This I imagine is extremely simple - but why in the following are the two values for y not == 0? I thought the whole point of the decimal module was to get rid of the float dust ...The following is an extremely simplified version of a mathematical routine that passes numbers around as variables.

from decimal import * 
getcontext().prec = 2

q = Decimal(0.01)

x = Decimal(0.10) * Decimal(0.10)

y = Decimal(x) - Decimal(q)

print(x,y, Decimal(y))

'''
x== 0.010 
y== -2.1E-19 
Decimal(y) == -2.1E-19
'''

The float literal 0.10 is not precisely the mathematical number 0.10, using it to initialize Decimal doesn't avoid the float precision problem.

Instead, using strings to initialize Decimal can give you expected result:

x = Decimal('0.10') * Decimal('0.10')
y = Decimal(x) - Decimal('0.010')

Try specifying the numbers as strings

>>> Decimal('0.10') * Decimal('0.10') - Decimal('0.0100')
>>> Decimal('0.000')

This is a more detailed explanation of the point made in existing answers.

You really do need to get rid of the numeric literals such as 0.1 if you want exact decimal arithmetic. The numeric literals will typically be represented by IEEE 754 64-bit binary floating point numbers.

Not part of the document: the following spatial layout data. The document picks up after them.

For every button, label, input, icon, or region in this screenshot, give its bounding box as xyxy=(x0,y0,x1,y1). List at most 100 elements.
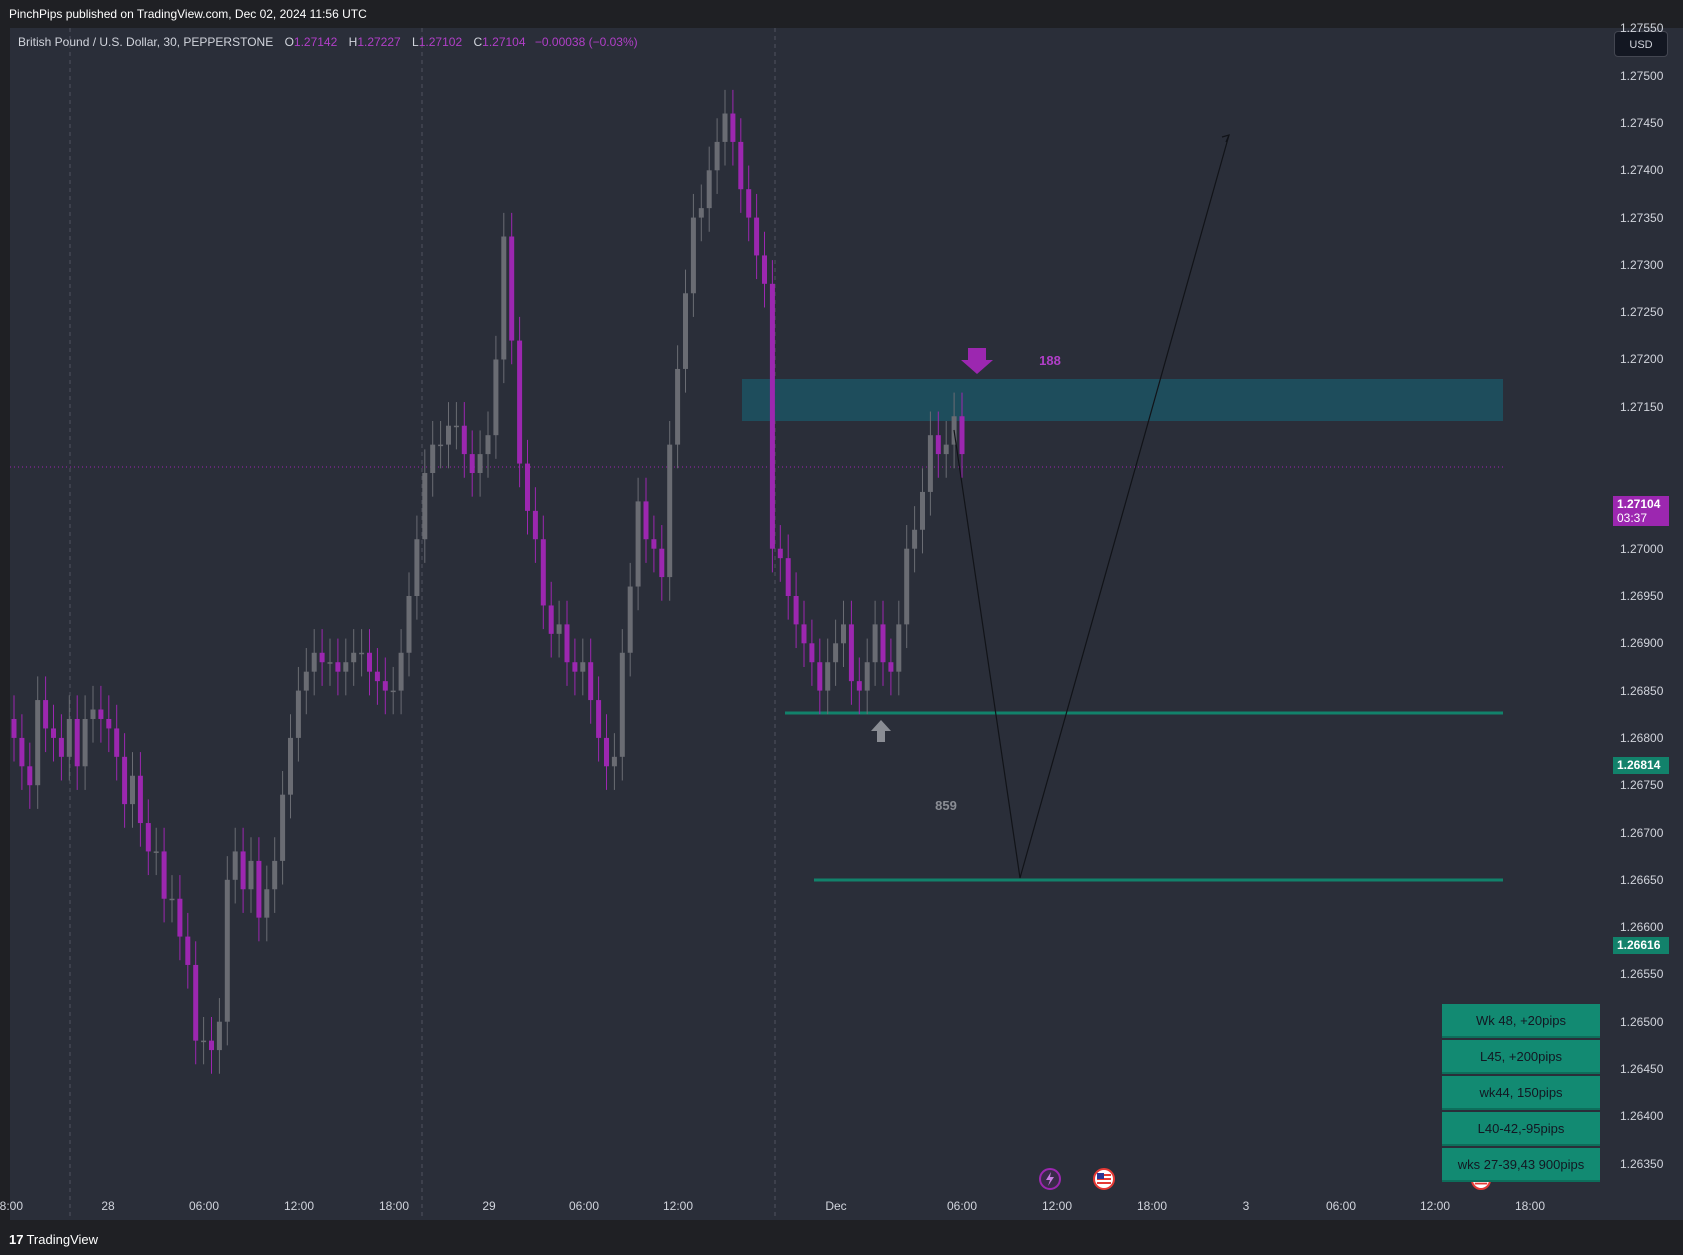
candle-body xyxy=(288,737,293,795)
stat-box-wk44: wk44, 150pips xyxy=(1442,1076,1600,1110)
candle-body xyxy=(98,709,104,719)
time-label: 12:00 xyxy=(662,1199,694,1213)
time-label: 06:00 xyxy=(946,1199,978,1213)
candle-body xyxy=(295,690,301,738)
current-price-value: 1.27104 xyxy=(1617,497,1661,511)
candle-body xyxy=(572,662,578,672)
candle-body xyxy=(153,851,159,853)
candle-body xyxy=(809,643,815,663)
candle-body xyxy=(58,737,64,757)
tradingview-logo[interactable]: 17 TradingView xyxy=(9,1232,98,1247)
candle-body xyxy=(635,501,641,587)
price-label: 1.27250 xyxy=(1620,305,1664,320)
candle-body xyxy=(564,624,570,663)
candle-body xyxy=(114,728,120,757)
candle-body xyxy=(588,662,594,701)
candle-body xyxy=(920,491,925,530)
time-label: 3 xyxy=(1242,1199,1250,1213)
candle-body xyxy=(351,652,357,663)
candle-body xyxy=(540,539,546,606)
sell-marker-count: 188 xyxy=(1039,353,1061,368)
candle-body xyxy=(51,728,56,738)
candle-body xyxy=(335,662,341,672)
candle-body xyxy=(904,548,910,625)
candle-body xyxy=(359,652,365,655)
stat-box-wks27-39: wks 27-39,43 900pips xyxy=(1442,1148,1600,1182)
publish-info: PinchPips published on TradingView.com, … xyxy=(9,7,367,21)
candle-body xyxy=(137,775,143,824)
candlestick-chart[interactable] xyxy=(10,28,1613,1220)
price-label: 1.27500 xyxy=(1620,68,1664,83)
currency-button[interactable]: USD xyxy=(1614,31,1668,57)
candle-body xyxy=(762,255,767,284)
candle-body xyxy=(19,737,25,767)
candle-body xyxy=(43,700,49,729)
candle-body xyxy=(769,283,775,549)
candle-body xyxy=(232,851,238,880)
candle-body xyxy=(746,189,752,218)
candle-body xyxy=(525,463,530,511)
price-label: 1.26650 xyxy=(1620,872,1664,887)
candle-body xyxy=(896,624,902,672)
open-value: 1.27142 xyxy=(293,35,338,49)
candle-body xyxy=(619,652,625,757)
candle-body xyxy=(82,718,88,767)
time-label: 28 xyxy=(101,1199,115,1213)
change-value: −0.00038 (−0.03%) xyxy=(534,35,638,49)
candle-body xyxy=(90,709,96,719)
candle-body xyxy=(777,548,783,559)
us-flag-event-icon[interactable] xyxy=(1093,1168,1115,1190)
time-label: 06:00 xyxy=(188,1199,220,1213)
time-label: 06:00 xyxy=(568,1199,600,1213)
candle-body xyxy=(912,529,918,549)
chart-pane[interactable] xyxy=(10,28,1613,1220)
time-label: 12:00 xyxy=(1041,1199,1073,1213)
candle-body xyxy=(651,539,657,549)
candle-body xyxy=(106,718,112,729)
candle-body xyxy=(367,652,372,672)
buy-arrow-icon xyxy=(871,720,891,742)
candle-body xyxy=(556,624,562,634)
candle-body xyxy=(193,964,199,1041)
candle-body xyxy=(754,217,760,256)
candle-body xyxy=(509,236,515,341)
candle-body xyxy=(248,860,254,890)
candle-body xyxy=(398,652,404,691)
candle-body xyxy=(311,652,317,672)
price-axis[interactable] xyxy=(1613,28,1683,1220)
candle-body xyxy=(675,368,681,445)
sell-arrow-icon xyxy=(961,348,993,374)
candle-body xyxy=(477,454,483,474)
candle-body xyxy=(604,737,609,767)
candle-body xyxy=(880,624,886,663)
price-label: 1.26700 xyxy=(1620,825,1664,840)
candle-body xyxy=(216,1021,222,1051)
candle-body xyxy=(422,473,428,540)
candle-body xyxy=(580,662,586,672)
candle-body xyxy=(327,662,333,664)
footer-bar xyxy=(0,1226,1683,1255)
time-label: 29 xyxy=(482,1199,496,1213)
lightning-event-icon[interactable] xyxy=(1039,1168,1061,1190)
candle-body xyxy=(319,652,325,663)
candle-body xyxy=(643,501,649,540)
candle-body xyxy=(864,662,870,691)
candle-body xyxy=(280,794,286,861)
candle-body xyxy=(35,700,41,786)
price-label: 1.26900 xyxy=(1620,636,1664,651)
low-value: 1.27102 xyxy=(418,35,463,49)
tv-logo-icon: 17 xyxy=(9,1232,24,1247)
candle-body xyxy=(690,217,696,294)
candle-body xyxy=(66,718,72,757)
stat-box-l40-42: L40-42,-95pips xyxy=(1442,1112,1600,1146)
candle-body xyxy=(240,851,246,890)
candle-body xyxy=(185,936,191,965)
price-label: 1.27150 xyxy=(1620,399,1664,414)
candle-body xyxy=(414,539,420,596)
candle-body xyxy=(461,425,467,455)
buy-marker-count: 859 xyxy=(935,798,957,813)
candle-body xyxy=(943,444,949,455)
candle-body xyxy=(130,775,135,805)
symbol-legend: British Pound / U.S. Dollar, 30, PEPPERS… xyxy=(18,35,638,49)
candle-body xyxy=(406,596,412,653)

The closest such number to 0.1 is 0.1000000000000000055511151231257827021181583404541015625. Its square is 0.01000000000000000111022302462515657123851077828659396139564708135883709660962637144621112383902072906494140625, which is not the same as the closest to 0.01, 0.01000000000000000020816681711721685132943093776702880859375.

You can get a clearer view of what is going on by removing the prec =2 context, allowing more precise output:

from decimal import * 
q = Decimal(0.01)
x = Decimal(0.10) * Decimal(0.10)
y = Decimal(x) - Decimal(q)
print(q)
print(x)
print(y)

Output:

0.01000000000000000020816681711721685132943093776702880859375
0.01000000000000000111022302463
9.020562075127831486705690622E-19

If you had used string literals, as suggested by the other responses, the conversion to Decimal would have been done directly, without going through binary floating point. Both 0.1 and 0.01 are exactly representable in Decimal, so there would be no rounding error.